The FRANCE 24 Observers tried multiple times to reach the Central Inspection as well as its spokesperson but still hasn’t received any response. We will publish an update if a comment is received.
"They are acting like thugs, not security forces”
Madiha Jamal, who works for the national office of
Moussawet ("Equality"), the women’s organisation for the Tunisian Workers’ Party, says that the police in Tunisia act with total impunity when it comes to violence towards women.
Women are either the direct victims of violence by the police or the police don’t take all of the necessary depositions when a woman is assaulted. Rania Amdouni was assaulted in front of police officers on the most popular street in the centre of Tunis and yet none of them reacted.
Moussawet released this statement on August 7 in solidarity with the lawyer Nesrine Garneh after she was attacked by police. In the statement, the organization denounced what it described as a “return to the police state” in Tunisia.
The police officer in Aouina dragged the victim in an extremely violent matter. Whatever the circumstances of the arrest, that was not the way to do it.
If necessary, you can summon her to the police station. This method of operating is humiliating. They are acting like thugs and not like law enforcement officers who need to respect the badge they wear. Facebook pages belonging to police unions published scandal-mongering posts about the victim as well as the man who pulled her from the police officer’s grasp. That man has been called all different names and openly threatened.
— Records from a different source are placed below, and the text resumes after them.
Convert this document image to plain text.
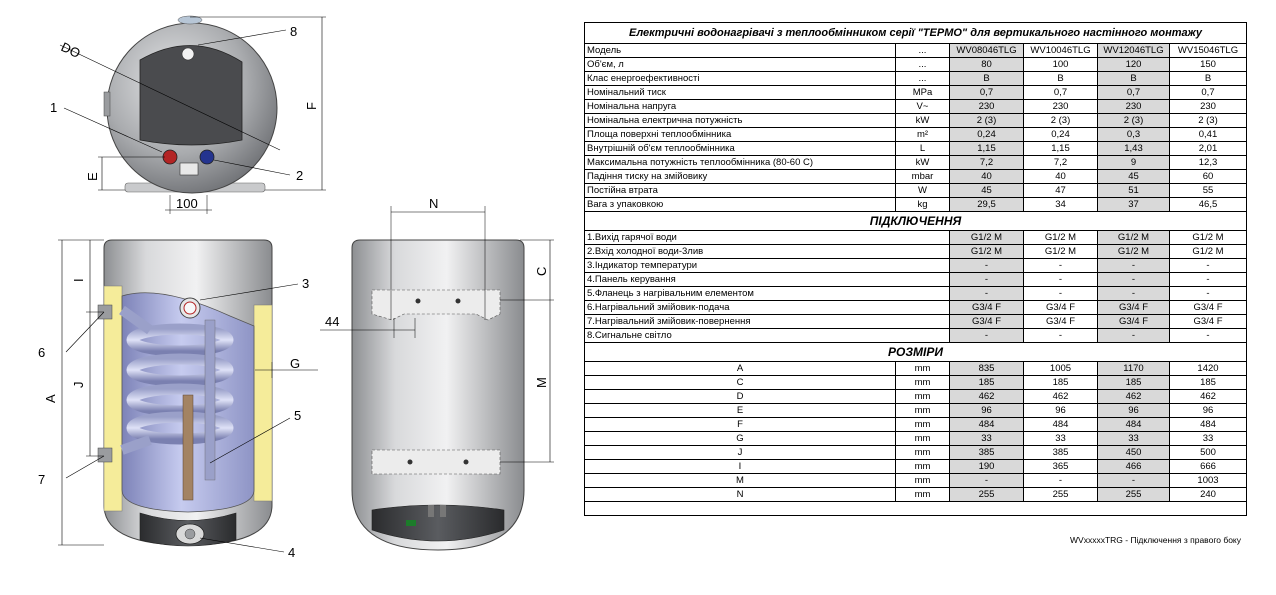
DO
1
8
2
F
E
100
I
J
A
6
7
3
G
5
4
N
44
C
M
Електричні водонагрівачі з теплообмінником серії "ТЕРМО" для вертикального настінного монтажу					
Модель	...	WV08046TLG	WV10046TLG	WV12046TLG	WV15046TLG
Об'єм, л	...	80	100	120	150
Клас енергоефективності	...	B	B	B	B
Номінальний тиск	MPa	0,7	0,7	0,7	0,7
Номінальна напруга	V~	230	230	230	230
Номінальна електрична потужність	kW	2 (3)	2 (3)	2 (3)	2 (3)
Площа поверхні теплообмінника	m²	0,24	0,24	0,3	0,41
Внутрішній об'єм теплообмінника	L	1,15	1,15	1,43	2,01
Максимальна потужність теплообмінника (80-60 C)	kW	7,2	7,2	9	12,3
Падіння тиску на змійовику	mbar	40	40	45	60
Постійна втрата	W	45	47	51	55
Вага з упаковкою	kg	29,5	34	37	46,5
ПІДКЛЮЧЕННЯ					
1.Вихід гарячої води		G1/2 M	G1/2 M	G1/2 M	G1/2 M
2.Вхід холодної води-3лив		G1/2 M	G1/2 M	G1/2 M	G1/2 M
3.Індикатор температури		-	-	-	-
4.Панель керування		-	-	-	-
5.Фланець з нагрівальним елементом		-	-	-	-
6.Нагрівальний змійовик-подача		G3/4 F	G3/4 F	G3/4 F	G3/4 F
7.Нагрівальний змійовик-повернення		G3/4 F	G3/4 F	G3/4 F	G3/4 F
8.Сигнальне світло		-	-	-	-
РОЗМІРИ					
A	mm	835	1005	1170	1420
C	mm	185	185	185	185
D	mm	462	462	462	462
E	mm	96	96	96	96
F	mm	484	484	484	484
G	mm	33	33	33	33
J	mm	385	385	450	500
I	mm	190	365	466	666
M	mm	-	-	-	1003
N	mm	255	255	255	240

WVxxxxxTRG - Підключення з правого боку
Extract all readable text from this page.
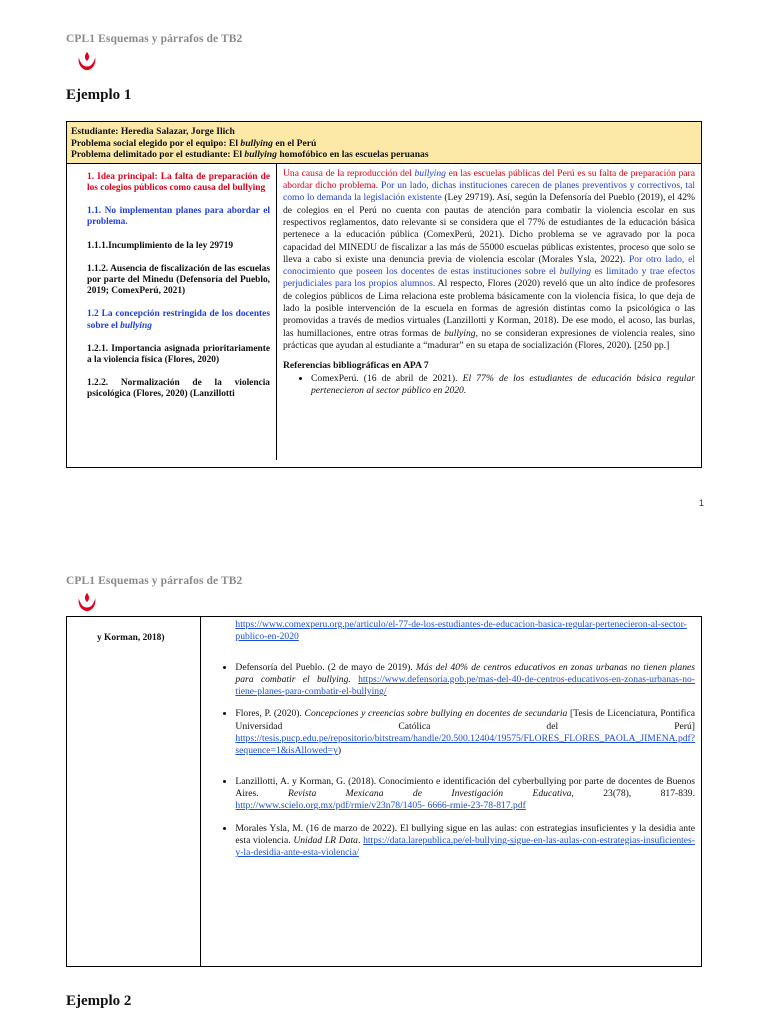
CPL1 Esquemas y párrafos de TB2
Ejemplo 1
Estudiante: Heredia Salazar, Jorge Ilich
Problema social elegido por el equipo: El bullying en el Perú
Problema delimitado por el estudiante: El bullying homofóbico en las escuelas peruanas

1. Idea principal: La falta de preparación de los colegios públicos como causa del bullying

1.1. No implementan planes para abordar el problema.

1.1.1.Incumplimiento de la ley 29719

1.1.2. Ausencia de fiscalización de las escuelas por parte del Minedu (Defensoría del Pueblo, 2019; ComexPerú, 2021)

1.2 La concepción restringida de los docentes sobre el bullying

1.2.1. Importancia asignada prioritariamente a la violencia física (Flores, 2020)

1.2.2. Normalización de la violencia psicológica (Flores, 2020) (Lanzillotti

Una causa de la reproducción del bullying en las escuelas públicas del Perú es su falta de preparación para abordar dicho problema. Por un lado, dichas instituciones carecen de planes preventivos y correctivos, tal como lo demanda la legislación existente (Ley 29719). Así, según la Defensoría del Pueblo (2019), el 42% de colegios en el Perú no cuenta con pautas de atención para combatir la violencia escolar en sus respectivos reglamentos, dato relevante si se considera que el 77% de estudiantes de la educación básica pertenece a la educación pública (ComexPerú, 2021). Dicho problema se ve agravado por la poca capacidad del MINEDU de fiscalizar a las más de 55000 escuelas públicas existentes, proceso que solo se lleva a cabo si existe una denuncia previa de violencia escolar (Morales Ysla, 2022). Por otro lado, el conocimiento que poseen los docentes de estas instituciones sobre el bullying es limitado y trae efectos perjudiciales para los propios alumnos. Al respecto, Flores (2020) reveló que un alto índice de profesores de colegios públicos de Lima relaciona este problema básicamente con la violencia física, lo que deja de lado la posible intervención de la escuela en formas de agresión distintas como la psicológica o las promovidas a través de medios virtuales (Lanzillotti y Korman, 2018). De ese modo, el acoso, las burlas, las humillaciones, entre otras formas de bullying, no se consideran expresiones de violencia reales, sino prácticas que ayudan al estudiante a “madurar” en su etapa de socialización (Flores, 2020). [250 pp.]

Referencias bibliográficas en APA 7

• ComexPerú. (16 de abril de 2021). El 77% de los estudiantes de educación básica regular pertenecieron al sector público en 2020.
1
CPL1 Esquemas y párrafos de TB2

y Korman, 2018)

https://www.comexperu.org.pe/articulo/el-77-de-los-estudiantes-de-educacion-basica-regular-pertenecieron-al-sector-publico-en-2020
• Defensoría del Pueblo. (2 de mayo de 2019). Más del 40% de centros educativos en zonas urbanas no tienen planes para combatir el bullying. https://www.defensoria.gob.pe/mas-del-40-de-centros-educativos-en-zonas-urbanas-no-tiene-planes-para-combatir-el-bullying/
• Flores, P. (2020). Concepciones y creencias sobre bullying en docentes de secundaria [Tesis de Licenciatura, Pontifica Universidad Católica del Perú] https://tesis.pucp.edu.pe/repositorio/bitstream/handle/20.500.12404/19575/FLORES_FLORES_PAOLA_JIMENA.pdf?sequence=1&isAllowed=y)
• Lanzillotti, A. y Korman, G. (2018). Conocimiento e identificación del cyberbullying por parte de docentes de Buenos Aires. Revista Mexicana de Investigación Educativa, 23(78), 817-839. http://www.scielo.org.mx/pdf/rmie/v23n78/1405- 6666-rmie-23-78-817.pdf
• Morales Ysla, M. (16 de marzo de 2022). El bullying sigue en las aulas: con estrategias insuficientes y la desidia ante esta violencia. Unidad LR Data. https://data.larepublica.pe/el-bullying-sigue-en-las-aulas-con-estrategias-insuficientes-y-la-desidia-ante-esta-violencia/
Ejemplo 2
All of this really reveals a macho culture that has no place in the context of the law.
Screengrabs of a Facebook post by a law enforcement union that identifies the man who pulled the victim away from a police officer in civilian garb. He was later threatened with arrest. The post has since been deleted.
We want the Tunisian prosecution service to mobilise against these acts of violence in the same way that they mobilised in just 24 hours over a Facebook post [Editor’s note: On July 14, 2020, a Tunisian woman was sentenced to six months in prison for publishing a parody of a sura – a chapter from the Koran – about the coronavirus pandemic.] When men bash these victims’ accounts, it highlights just how ignorant they are about the law. Today, a man might question a victim’s testimony, but, tomorrow, he might become the victim of police violence himself. We need to understand that we are all potential victims.
Between March 30 and April 20, 2020, the Psychological assistance unit, a service established by the Tunisian Ministry for Women and Children, got
2,111 calls from women who had been assaulted, 77% of them by their spouse. The number for the unit is 80105050.
There is currently no data on police violence broken down by gender in Tunisia.